A aucun moment Marc Richir ne mentionne dans sa lecture cette nécessaire plasticité de l’expression spéculative, aussi n’est-on pas particulièrement étonné lorsque Richir s’interroge : « Hegel écrit : « Les deux < surgissement et évanouissement> sont le même, devenir, et aussi, en tant que ces deux directions ainsi différentes, ils se pénètrent et se paralysent réciproquement. » (WdL, 92-93)
Nous interrompons la citation pour demander : pourquoi ? Pourquoi, en effet, dès lors que rien ne paraît plus susceptible d’arrêter, en lui-même, le clignotement du surgissement et de l’évanouissement, l’aperception pure en son clignotement étant le phénomène, en même temps que l’illusion transcendantale de la pensée pure (cette illusion transcendantale en tant que phénomène). Car il faut bien comprendre, contrairement à ce que Hegel laisse entendre ici, que le surgissement et l’évanouissement ne sont pas, pour ainsi dire « simultanés », mais se répondent en écho[96] ».

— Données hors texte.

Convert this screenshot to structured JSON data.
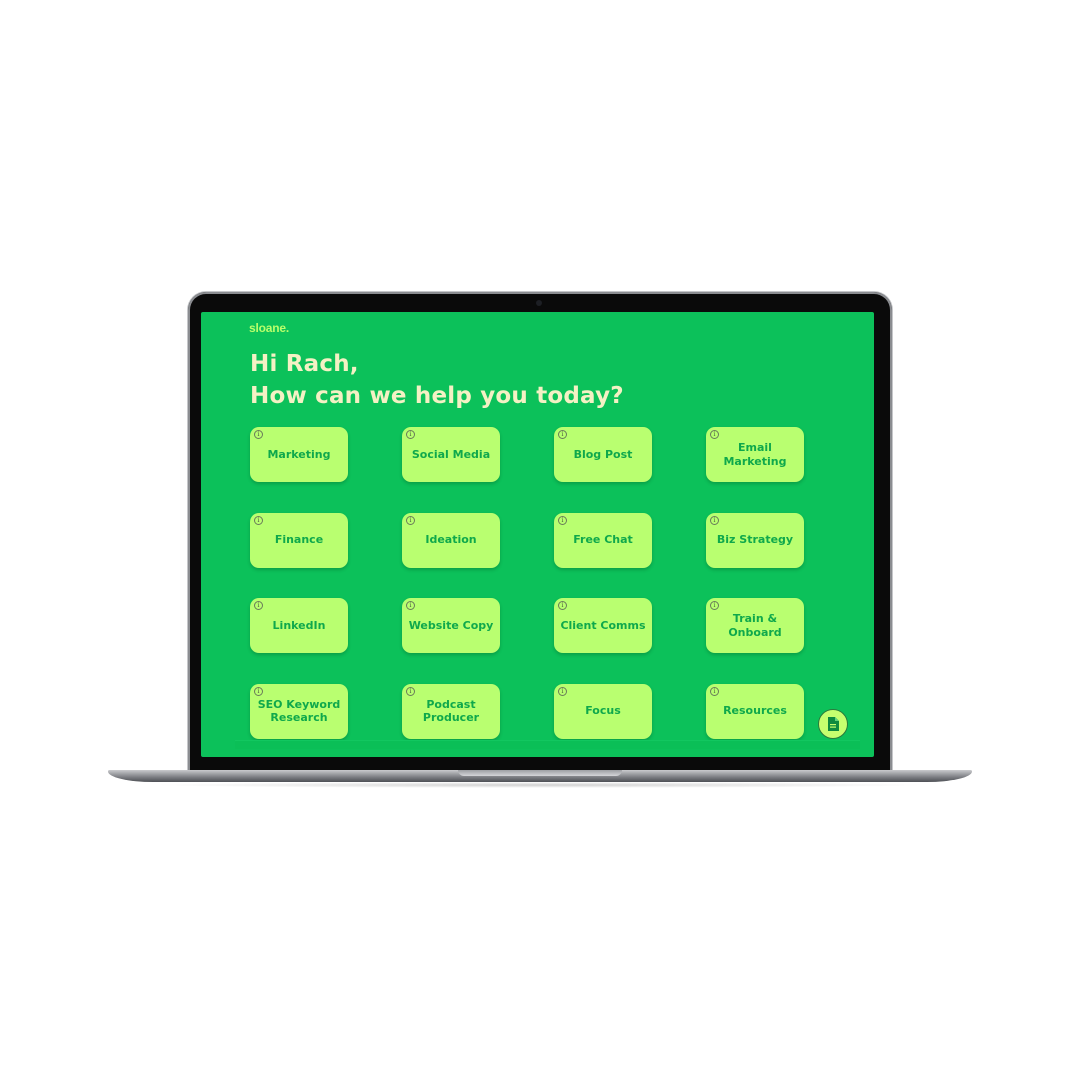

Cette « paralysie[97] » apparente dans le devenir et le développement de la pensée pénétrant la chose même se pénétrant dans sa propre négativité, n’est pas une « illusion transcendantale[98] », mais ce que Hegel appelle précisément le « blocage de l’exposition » spéculative : celle-ci intervient lorsque la plasticité de la syntaxe de la proposition comprend son sens sous différents modes dont l’exposition doit rendre compte, selon que le sens est saisi par le concept ou dans la forme de la proposition comme simple entente du prédicat ou de l’accident. C’est l’entendement et sa saisie qui – dans son insuffisance plastique – ne saisit pas le rythme spéculatif tout en y participant dans l’accent même du sens qui, on l’a vu plus haut, simultanément différencie ou unifie dans sa disparition sujet et prédicat dans la proposition logique. En interrogeant ainsi cette paralysie et en l’interprétant comme « illusion transcendantale[99] », Marc Richir ne fait que témoigner un peu plus encore de son incapacité spéculative. Voici comment Hegel la décrit : « Il y a une difficulté qu’il faudrait éviter, et qui est produite par le mélange du mode spéculatif et du mode raisonnant, lorsque ce qui est dit du sujet a tantôt la signification de son concept, mais tantôt aussi uniquement celle de son prédicat ou de son accident. – Chacun des modes perturbe l’autre et inversement < ou « en écho[100] » si l’on veut utiliser l’élégante entente richirienne>, et la seule exposition philosophique qui parviendrait à être plastique serait celle qui exclurait enfin rigoureusement le type de rapport ordinaire qui régit les parties d’une proposition.
En fait, la pensée non spéculative a également un droit qui est le sien et qui est valable, mais qui n’est pas pris en compte dans le mode de la proposition spéculative. L’abolition de la forme de la proposition ne doit pas seulement se produire sur un mode immédiat, par le seul fait du contenu de la proposition. Mais il faut que ce mouvement contraire soit énoncé <nous y voilà!> ; il faut qu’il ne soit pas seulement ce blocage interne, mais que ce retour du concept en soi soit exposé. Ce mouvement qui constitue ce qui autrefois était censé être le travail de la preuve, est le mouvement dialectique de la proposition elle-même. Ce mouvement seul est le spéculatif effectif, et seule son expression est exposition spéculative. En tant que proposition, le spéculatif n’est que le blocage interne et le retour non existant de l’essence en soi. C’est pourquoi nous nous voyons souvent renvoyé par des dissertations philosophiques à cette intuition intérieure, et dispensé par-là de la présentation du mouvement dialectique de la proposition que nous demandions. – C’est la proposition qui doit exprimer ce qu’est le vrai, mais essentiellement le vrai est sujet ; et étant sujet, il n’est que le mouvement dialectique, cette marche qui s’auto-engendre, s’emmène plus loin et revient en soi[101]. »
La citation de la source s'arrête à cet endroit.